In a world inundated by the mind-numbing language of mass media and technology, Rob Riemen has made a noble effort to remind us that the best life is devoted to thought and the quest for truth.

Written in lapidary prose, Nobility of Spirit: A Forgotten Ideal takes us in little more than a hundred pages through the best minds of Western civilization: Socrates, Spinoza, Nietzsche, Mann, and Camus.

The essence of nobility of spirit, Riemen asserts, is the 17th century Jewish philosopher Baruch de Spinoza, who left his job to devote his life to the pursuit of truth. The call to be human, Spinoza believes, can only be achieved by avoiding power, wealth, and desire and by allowing truth and freedom to guide us in this quest.
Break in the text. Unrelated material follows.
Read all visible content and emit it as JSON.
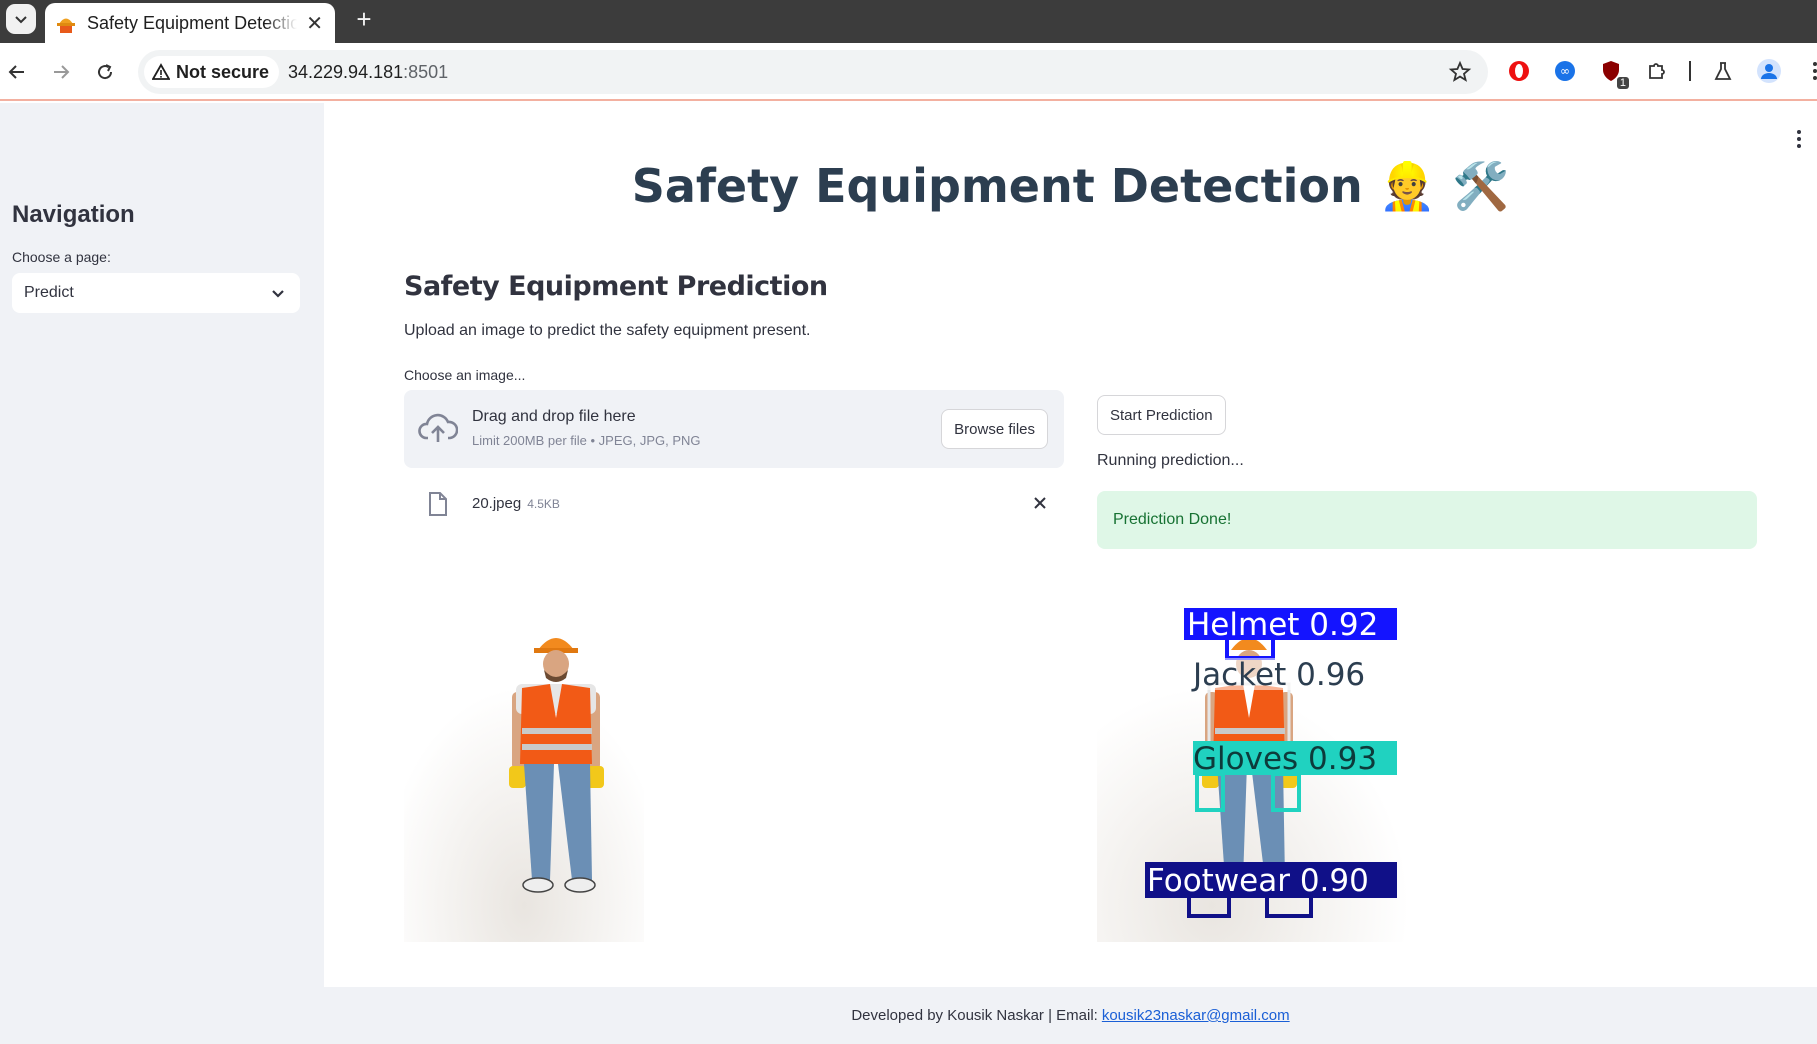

It is this freedom that the author calls nobility of spirit. The freedom, as Thomas Mann believes, to “strive unremittingly for self-fulfillment, to grow into the individual we ought to be.” Mann does not believe that politics can fulfill the promise of helping us resolve life’s questions. Only a liberal education in ethics, religion, and art can serve as guides and help us become people who respect the divine, the Earth, and others.

But he warns that truth is not relative and that absolute freedom leads to nihilism, which allows everything and inevitably ends in violence. Like Socrates, Riemen believes that elitism should exist in democracy—that philosophers and intellectuals should rule the state.
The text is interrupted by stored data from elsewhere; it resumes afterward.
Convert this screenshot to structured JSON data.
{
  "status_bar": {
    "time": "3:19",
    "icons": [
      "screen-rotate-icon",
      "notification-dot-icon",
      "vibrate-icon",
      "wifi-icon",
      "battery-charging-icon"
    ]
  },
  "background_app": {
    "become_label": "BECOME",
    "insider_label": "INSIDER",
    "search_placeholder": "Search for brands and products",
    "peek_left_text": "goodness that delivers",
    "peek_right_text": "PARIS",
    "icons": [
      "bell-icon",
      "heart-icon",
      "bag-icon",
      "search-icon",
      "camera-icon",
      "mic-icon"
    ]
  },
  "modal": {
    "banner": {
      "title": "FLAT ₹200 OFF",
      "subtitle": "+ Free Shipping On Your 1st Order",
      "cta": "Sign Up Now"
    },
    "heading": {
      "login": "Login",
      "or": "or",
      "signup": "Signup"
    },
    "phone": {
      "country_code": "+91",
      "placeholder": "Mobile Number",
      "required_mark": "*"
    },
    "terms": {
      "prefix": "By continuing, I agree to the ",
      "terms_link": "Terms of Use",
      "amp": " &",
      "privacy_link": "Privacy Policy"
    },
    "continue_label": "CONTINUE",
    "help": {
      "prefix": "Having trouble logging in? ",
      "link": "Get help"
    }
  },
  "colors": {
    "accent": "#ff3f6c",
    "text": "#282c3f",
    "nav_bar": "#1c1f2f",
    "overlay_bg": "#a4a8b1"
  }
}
Riemen takes to task the Western intellectuals who allow political ideologies to shape their view of the truth. For example, he says, some intellectuals viewed the 9/11 terrorist attack as an attack on capitalism and greed, instead of a hideous crime. “These intellectuals are always merciless toward the shortcomings of democracy but enormously tolerant of the greatest crimes when these fit within their ideological perspective.”
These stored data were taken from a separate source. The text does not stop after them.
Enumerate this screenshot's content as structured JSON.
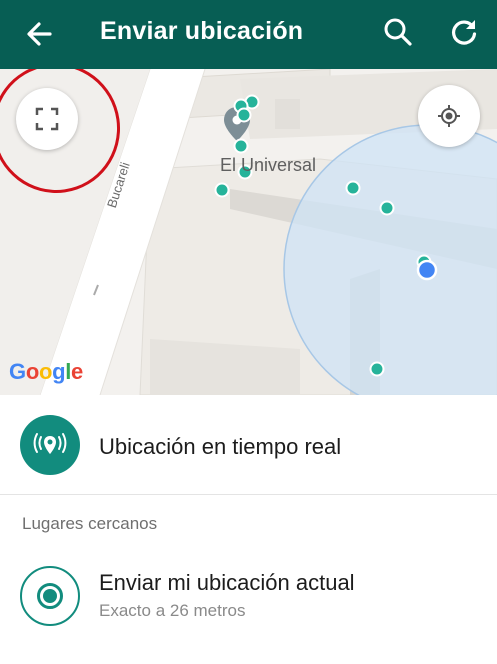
{
  "app_bar": {
    "title": "Enviar ubicación",
    "back_icon": "arrow-left-icon",
    "search_icon": "search-icon",
    "refresh_icon": "refresh-icon",
    "background": "#075e54"
  },
  "map": {
    "landmark_label": "El Universal",
    "street_label": "Bucareli",
    "google_logo": {
      "letters": [
        "G",
        "o",
        "o",
        "g",
        "l",
        "e"
      ],
      "colors": [
        "#4285F4",
        "#EA4335",
        "#FBBC05",
        "#4285F4",
        "#34A853",
        "#EA4335"
      ]
    },
    "fullscreen_icon": "fullscreen-icon",
    "my_location_icon": "my-location-icon",
    "accuracy_circle_color": "#cfe3f5",
    "current_location_color": "#4285F4",
    "place_marker_color": "#26b39a"
  },
  "live_location": {
    "label": "Ubicación en tiempo real",
    "icon": "live-location-icon"
  },
  "nearby": {
    "header": "Lugares cercanos"
  },
  "send_current": {
    "label": "Enviar mi ubicación actual",
    "accuracy": "Exacto a 26 metros",
    "icon": "current-location-icon"
  },
  "colors": {
    "accent": "#128c7e",
    "annotation": "#d0101a"
  }
}
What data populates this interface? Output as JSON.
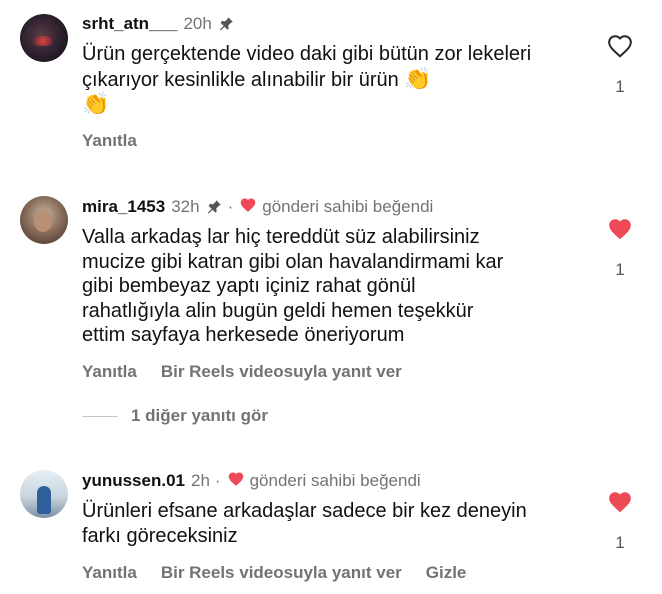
{
  "comments": [
    {
      "username": "srht_atn___",
      "time": "20h",
      "text": "Ürün gerçektende  video daki gibi bütün zor lekeleri çıkarıyor kesinlikle alınabilir bir ürün ",
      "emoji": "👏",
      "emoji2": "👏",
      "likes": "1",
      "liked": false,
      "reply_label": "Yanıtla",
      "avatar_icon": "user-avatar-night-scene"
    },
    {
      "username": "mira_1453",
      "time": "32h",
      "creator_liked": "gönderi sahibi beğendi",
      "text_lines": [
        "Valla arkadaş lar hiç tereddüt süz  alabilirsiniz",
        "mucize gibi katran gibi olan havalandirmami kar",
        "gibi bembeyaz  yaptı içiniz rahat gönül",
        "rahatlığıyla  alin bugün geldi hemen teşekkür",
        "ettim sayfaya herkesede öneriyorum"
      ],
      "likes": "1",
      "liked": true,
      "reply_label": "Yanıtla",
      "reels_label": "Bir Reels videosuyla yanıt ver",
      "view_replies": "1 diğer yanıtı gör",
      "avatar_icon": "user-avatar-portrait"
    },
    {
      "username": "yunussen.01",
      "time": "2h",
      "separator": "·",
      "creator_liked": "gönderi sahibi beğendi",
      "text_lines": [
        "Ürünleri efsane arkadaşlar sadece bir kez deneyin",
        "farkı göreceksiniz"
      ],
      "likes": "1",
      "liked": true,
      "reply_label": "Yanıtla",
      "reels_label": "Bir Reels videosuyla yanıt ver",
      "hide_label": "Gizle",
      "avatar_icon": "user-avatar-outdoor"
    }
  ],
  "colors": {
    "heart_red": "#ed4956",
    "muted": "#737373",
    "text": "#111111"
  }
}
Intellectuals, Riemen believes, have the duty to pass on their knowledge of the values that are timeless, universal, and true. They have the responsibility to indicate what is best for humans, to offer insight and to protect the meaning of words.

For language is the vehicle in which truth can be sought. Words convey our existence, and if they are suppressed or distorted, they lose meaning. As long as language is allowed to exist, there can be civil discourse, which can protect against totalitarianism and barbaric behavior.

Socrates believes that engaging in conversation is the best way to seek truth. “Posing the right questions provides greater insight into human existence than uncritically repeating answers that others give us,” he reminds us. Socrates dares us to be brave in becoming wise, in practicing justice and being loyal to the quest for truth.

This book couldn’t have come at a better time. As we struggle to cope with the economic downturn, these philosophical discussions provide consolation that we have not lost the best thing in life. We still have the freedom to pursue a nobility of spirit.